From August 1, the Morrison Government is listing a number of new medicines on the Pharmaceutical Benefits Scheme (PBS) to support thousands of Australians with spinal muscular atrophy (SMA), high cholesterol and chronic migraine.
Australians patients with spinal muscular atrophy (SMA) types 1, 2 or 3a who are aged 18 years or under when treatment begins will have subsidised access to Evrysdi® (risdiplam), which is being listed on the PBS for the first time.
Spinal muscular atrophy is a rare inherited genetic muscle wasting disease characterised by a loss of motor neurons. It causes progressive muscle weakness and wasting, and its most severe forms can cause paralysis and death.
One in 10,000 births in Australia are affected by SMA and the disease is the number one genetic cause of death of babies under two in Australia. There is no known cure for SMA.
One in 35 people in Australia unknowingly carry the SMA gene. Being a carrier does not mean you are affected by the condition.
Evrysdi® is an oral form of treatment for SMA. It is a less invasive treatment option for patients compared to spinal injections which may also reduce the frequency of visits to specialist hospitals. Without PBS subsidy, around 100 Australians a year will pay more than $123,000 for treatment.
Australians suffering from hypercholesterolaemia (elevation of cholesterol in the blood) will have access to a new treatment, Praluent® (alirocumab), which lowers cholesterol levels and can reduce a person’s risk of a heart attack or stroke.
Hypercholesterolaemia results in abnormally high levels of cholesterol in the blood, can lead to blockages in the arteries, hardening of the arterial walls, and a higher risk of a heart attack or stroke without proper treatment.
The treatment will be available to Australians with severe forms of hypercholesterolaemia and without PBS subsidy, more than 20,000 Australians would pay around $6,500 per year for this treatment.
Also, being listed for the first time is Ajovy® (fremanezumab), which will be available to Australians with chronic migraine.
It is estimated around 20 per cent of the population live with migraine or experience migraine attacks at some stage in their lives. Migraine often appear in childhood, adolescence or early adulthood, but affect the greatest number of people between 35 and 45 years of age who experience migraine attacks.
Without PBS subsidy, around 10,000 Australians would pay around $6,700 per year for this new treatment.
This follows a recent listing earlier this year by the Government of Emgality® (galcanezumab), which means Australians will now have a choice between two treatment options for chronic migraine.
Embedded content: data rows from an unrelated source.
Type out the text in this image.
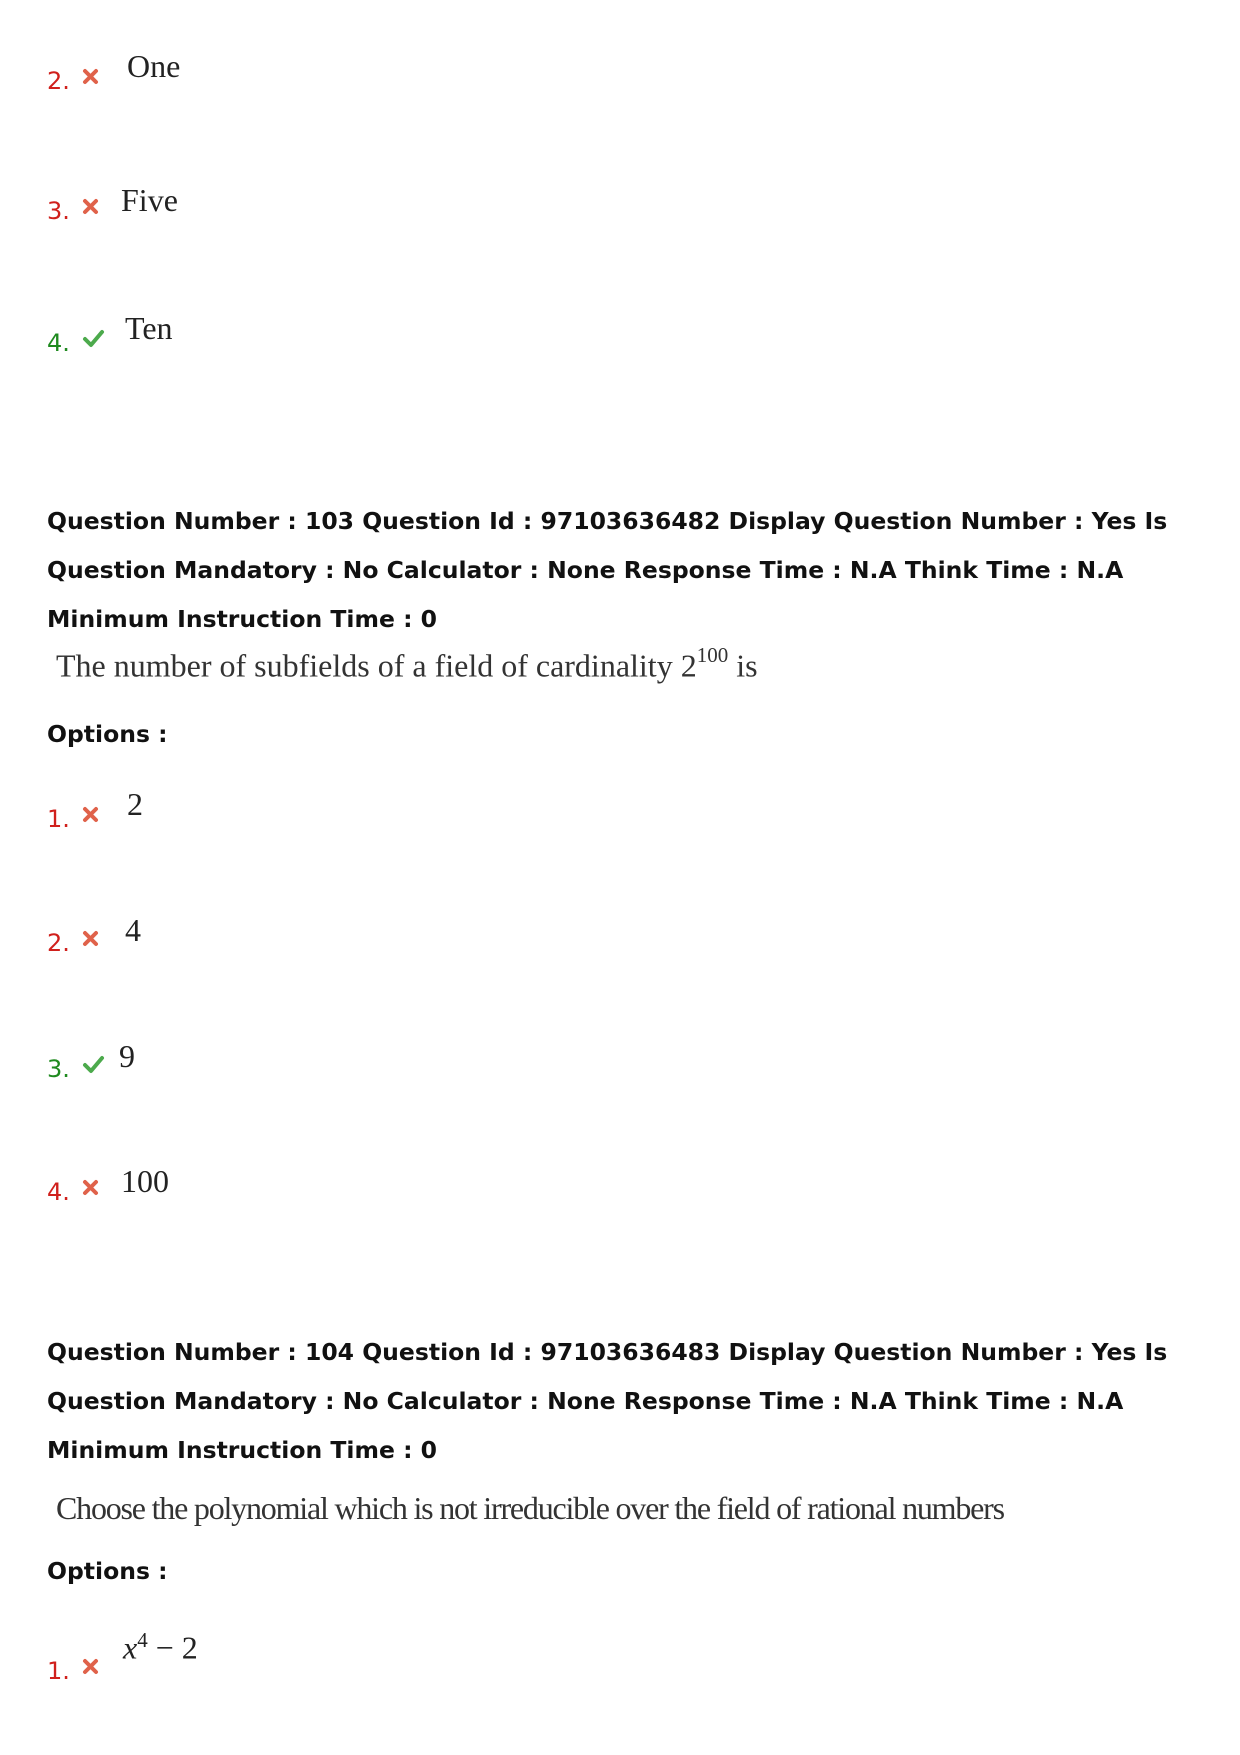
2. One
3. Five
4. Ten
Question Number : 103 Question Id : 97103636482 Display Question Number : Yes Is Question Mandatory : No Calculator : None Response Time : N.A Think Time : N.A Minimum Instruction Time : 0
The number of subfields of a field of cardinality $2^{100}$ is
Options :
1. 2
2. 4
3. 9
4. 100
Question Number : 104 Question Id : 97103636483 Display Question Number : Yes Is Question Mandatory : No Calculator : None Response Time : N.A Think Time : N.A Minimum Instruction Time : 0
Choose the polynomial which is not irreducible over the field of rational numbers
Options :
1.
$x^4 - 2$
Earlier this month, we also announced from August 1, Keytruda® (pembrolizumab) will be extended on the PBS for the treatment of Australians with colorectal cancer, a type of bowel cancer.
These new listings with save Australians and their families thousands of dollars for these treatments, which will now only cost them $41.30 per script or just $6.60 if they have a concession card.
These listings has been recommended by the independent Pharmaceutical Benefits Advisory Committee.
Since 2013, the Coalition Government has approved more than 2,700 new or amended listings on the PBS.
This represents an average of around 30 listings or amendments per month – or one each day – at an overall investment by the Government of $13.5 billion.
The Morrison Government’s commitment to ensuring Australians can access affordable medicines, when they need them, remains rock solid.’